Melbourne to Adelaide the fun way

Melbourne to Adelaide the fun way

I’ve always tried to add a degree of spontaneity when I go for a ride. I think it adds to the excitement. As long as my bike is in good order and I’ve got a couple of pineapples in my back pocket, I’m pretty much up for anything. Ride now, and figure out the details later.

It’s not the smart way to go about things; in fact, it’s kinda hypocritical considering how often I speak of the importance of preparation. But at the same time, I’m not exactly traversing the Sahara any time soon, so I can usually afford to play things by ear.


My recent trip into South Australia was decided on a whim. My close friend and fellow bike-nut Josh Wilson sent me a text:

“Work’s a drag man, let’s get out of here for a couple of days,” he said.

I can’t remember the last time I turned down a ride, so I quickly responded.

“Sure thing, dude. I haven’t been to Adelaide in a while. Leave Sunday?” I asked. And just like that we were on the road.

Time was no factor, so we agreed to take the most exciting roads we could find. There wasn’t a lot of science to that philosophy— we just aimed for the most squiggly line on the map and hugged the coast for as long as possible.

I was aboard my old Suzuki GS500 with some Dririder saddle bags and a backpack to carry my gear.
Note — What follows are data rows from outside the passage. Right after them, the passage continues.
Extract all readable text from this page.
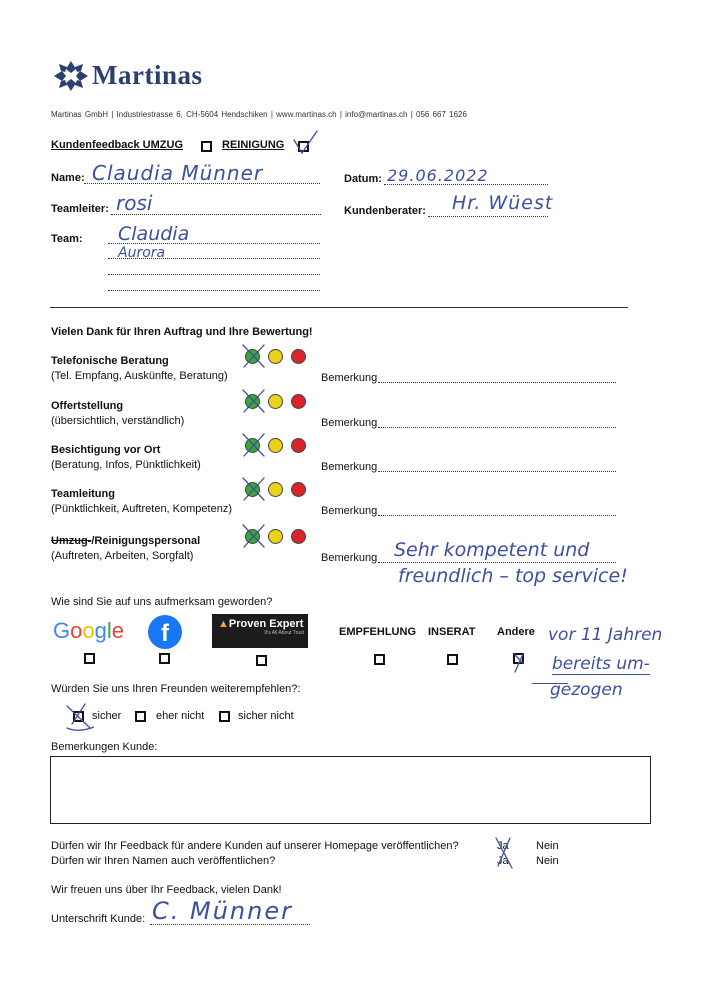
Martinas
Martinas GmbH | Industriestrasse 6, CH-5604 Hendschiken | www.martinas.ch | info@martinas.ch | 056 667 1626
Kundenfeedback UMZUG	REINIGUNG
Name: Claudia Münner	Datum: 29.06.2022
Teamleiter: rosi	Kundenberater: Hr. Wüest
Team: Claudia
Aurora
Vielen Dank für Ihren Auftrag und Ihre Bewertung!
Telefonische Beratung
(Tel. Empfang, Auskünfte, Beratung)	Bemerkung
Offertstellung
(übersichtlich, verständlich)	Bemerkung
Besichtigung vor Ort
(Beratung, Infos, Pünktlichkeit)	Bemerkung
Teamleitung
(Pünktlichkeit, Auftreten, Kompetenz)	Bemerkung
Umzug-/Reinigungspersonal
(Auftreten, Arbeiten, Sorgfalt)	Bemerkung Sehr kompetent und
freundlich – top service!
Wie sind Sie auf uns aufmerksam geworden?
Google	f	▲Proven Expert
It's All About Trust	EMPFEHLUNG INSERAT Andere vor 11 Jahren
bereits um-
gezogen
Würden Sie uns Ihren Freunden weiterempfehlen?:
sicher	eher nicht	sicher nicht
Bemerkungen Kunde:
Dürfen wir Ihr Feedback für andere Kunden auf unserer Homepage veröffentlichen?	Ja Nein
Dürfen wir Ihren Namen auch veröffentlichen?	Ja Nein
Wir freuen uns über Ihr Feedback, vielen Dank!
Unterschrift Kunde: C. Münner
Josh was on an even less appropriate Honda CBR250RR with a top box and tank bag. We started from my home just south of Geelong in Victoria, following our noses through Barwon Heads until ducking down our favourite twisty pass into Lorne.


We stayed along the beach road through the Great Otway National Park, Warrnambool and Portland before veering off an unknown B road into Nelson. We were pretty remote at this point, which allowed us to start burying the needle safely and embrace that nomadic feeling best achieved on a ride of this kind. Best mates, side by side at full noise. You know that feeling.
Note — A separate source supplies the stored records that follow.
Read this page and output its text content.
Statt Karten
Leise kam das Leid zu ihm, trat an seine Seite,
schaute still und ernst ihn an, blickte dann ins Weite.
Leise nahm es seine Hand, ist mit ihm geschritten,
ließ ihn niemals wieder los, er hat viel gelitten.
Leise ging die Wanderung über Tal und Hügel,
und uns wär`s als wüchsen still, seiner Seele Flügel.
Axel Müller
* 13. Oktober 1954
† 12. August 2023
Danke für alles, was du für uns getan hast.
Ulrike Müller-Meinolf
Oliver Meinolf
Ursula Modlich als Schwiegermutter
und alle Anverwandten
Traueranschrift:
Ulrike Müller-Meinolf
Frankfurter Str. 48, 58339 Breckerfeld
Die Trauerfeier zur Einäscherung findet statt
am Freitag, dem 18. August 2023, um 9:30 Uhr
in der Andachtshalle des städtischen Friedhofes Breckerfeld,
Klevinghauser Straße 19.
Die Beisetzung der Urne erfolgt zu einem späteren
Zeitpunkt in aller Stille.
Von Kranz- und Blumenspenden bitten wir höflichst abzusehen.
We stopped for fuel and to exhale after our close run-in with a kangaroo, and decided that we better find a place to stay. Josh pointed to Mt Gambier on the map. “They’ve probably got a good boozer there,” he suggested. I agreed and booked a room at the cheapest motel I could find.


No matter the route, it’s a pretty straight shot from Mt Gambier to Adelaide, so we took the opportunity to spend the second day stopping at tourist attractions and hooning around on the odd dirt road. We then checked in to a half-fancy hotel in Adelaide before filling our guts at the local Irish pub. It was at this stage that we realised our critical error of only packing a couple of shirts with our bike gear. Rookie mistake, but one easily fixed by a quick stop at the local department store.


We decided to take an inland route back into Melbourne, avoiding the dreaded highway as often as we could. Once over the border, we set our sights for the awesome roads in the Grampians. This would be where we split up, so we took the time to laugh and recap on those exciting couple of days over lunch.

We didn’t set any records, and we didn’t plan as well as we should have, but we had an absolute blast exploring our little corner of the world. And if you ask me, that’s all that matters.